Le chauffeur noir se mit à rire et lança, amusé :
« Il est pas habitué à New-York le Frenchie ?
- C'est un homme bien. Faites attention à lui.
- Je sais. Pas de problème. Je vais en prendre soin ! »
Donc il était à New-York. Aux États-Unis. Mais comment était-il arrivé là ? Mystère.
Cosette et Marius avaient dû se débarrasser de lui en fait.
Le jeune homme salua puis la porte se referma. Valjean se sentit oppressé dans ce véhicule si bien fermé. Ce n'était pas un fiacre ou une diligence, il n'y avait pas de courant d'air. Il faisait bon. Trop bon. Inhabituel.

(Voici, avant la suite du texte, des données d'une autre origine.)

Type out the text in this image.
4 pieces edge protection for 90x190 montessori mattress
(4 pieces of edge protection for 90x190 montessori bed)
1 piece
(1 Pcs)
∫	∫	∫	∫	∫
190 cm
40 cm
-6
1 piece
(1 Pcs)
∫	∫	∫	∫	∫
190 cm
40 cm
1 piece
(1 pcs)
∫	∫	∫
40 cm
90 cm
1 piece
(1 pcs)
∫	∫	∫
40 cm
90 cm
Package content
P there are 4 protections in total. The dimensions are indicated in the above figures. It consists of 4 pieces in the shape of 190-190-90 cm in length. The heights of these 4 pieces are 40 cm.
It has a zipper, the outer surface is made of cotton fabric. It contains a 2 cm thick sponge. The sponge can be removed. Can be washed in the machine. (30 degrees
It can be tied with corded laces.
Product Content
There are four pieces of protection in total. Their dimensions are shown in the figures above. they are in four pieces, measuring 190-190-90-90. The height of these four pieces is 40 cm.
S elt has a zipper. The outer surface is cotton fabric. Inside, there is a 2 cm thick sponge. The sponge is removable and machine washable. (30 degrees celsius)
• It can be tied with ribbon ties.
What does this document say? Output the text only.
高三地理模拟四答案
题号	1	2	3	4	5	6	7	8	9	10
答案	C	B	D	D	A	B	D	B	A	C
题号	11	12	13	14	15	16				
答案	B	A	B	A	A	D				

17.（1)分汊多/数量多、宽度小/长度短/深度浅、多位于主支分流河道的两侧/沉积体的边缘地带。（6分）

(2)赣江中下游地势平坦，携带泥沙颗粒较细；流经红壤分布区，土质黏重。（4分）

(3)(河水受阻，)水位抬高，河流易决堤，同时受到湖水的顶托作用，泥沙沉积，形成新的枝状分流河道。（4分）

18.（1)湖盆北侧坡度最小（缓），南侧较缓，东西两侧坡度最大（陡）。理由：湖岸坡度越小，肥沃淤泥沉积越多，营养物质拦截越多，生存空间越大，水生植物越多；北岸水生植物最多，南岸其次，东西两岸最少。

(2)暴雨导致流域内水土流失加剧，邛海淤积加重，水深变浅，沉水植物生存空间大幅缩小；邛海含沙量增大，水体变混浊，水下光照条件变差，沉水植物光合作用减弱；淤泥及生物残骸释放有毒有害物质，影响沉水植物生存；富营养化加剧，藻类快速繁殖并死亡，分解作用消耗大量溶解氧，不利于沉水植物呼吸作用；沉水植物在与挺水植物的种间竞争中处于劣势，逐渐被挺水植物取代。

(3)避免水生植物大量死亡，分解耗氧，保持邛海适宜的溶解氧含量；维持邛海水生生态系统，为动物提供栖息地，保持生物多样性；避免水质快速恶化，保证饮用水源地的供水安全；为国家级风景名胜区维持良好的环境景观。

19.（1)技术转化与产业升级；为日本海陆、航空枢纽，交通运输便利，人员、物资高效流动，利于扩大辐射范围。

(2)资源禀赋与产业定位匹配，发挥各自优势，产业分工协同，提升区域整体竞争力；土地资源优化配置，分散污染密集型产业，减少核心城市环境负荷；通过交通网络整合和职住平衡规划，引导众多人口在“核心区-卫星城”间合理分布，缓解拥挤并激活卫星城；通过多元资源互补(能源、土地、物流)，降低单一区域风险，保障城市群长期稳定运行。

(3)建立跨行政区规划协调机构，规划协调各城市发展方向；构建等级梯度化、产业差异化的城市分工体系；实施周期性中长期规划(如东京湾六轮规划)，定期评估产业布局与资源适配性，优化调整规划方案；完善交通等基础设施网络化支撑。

Le chauffeur ne s'intéressa pas plus que cela à ce vieux blanc fatigué, assis derrière lui. Avec soin, il farfouilla un...je-ne-sais-quoi...devant lui et par magie des voix se firent entendre dans la voiture.
Un homme parlait en anglais et Valjean avait du mal à comprendre tous les mots. On parlait de révoltes, de coups de feu, de morts, de police...
Valjean écoutait et s'affolait. Que se passait-il ? Où l'emmenait-on ? A la mort ? Puis un nom fut perceptible et acheva de l'épouvanter.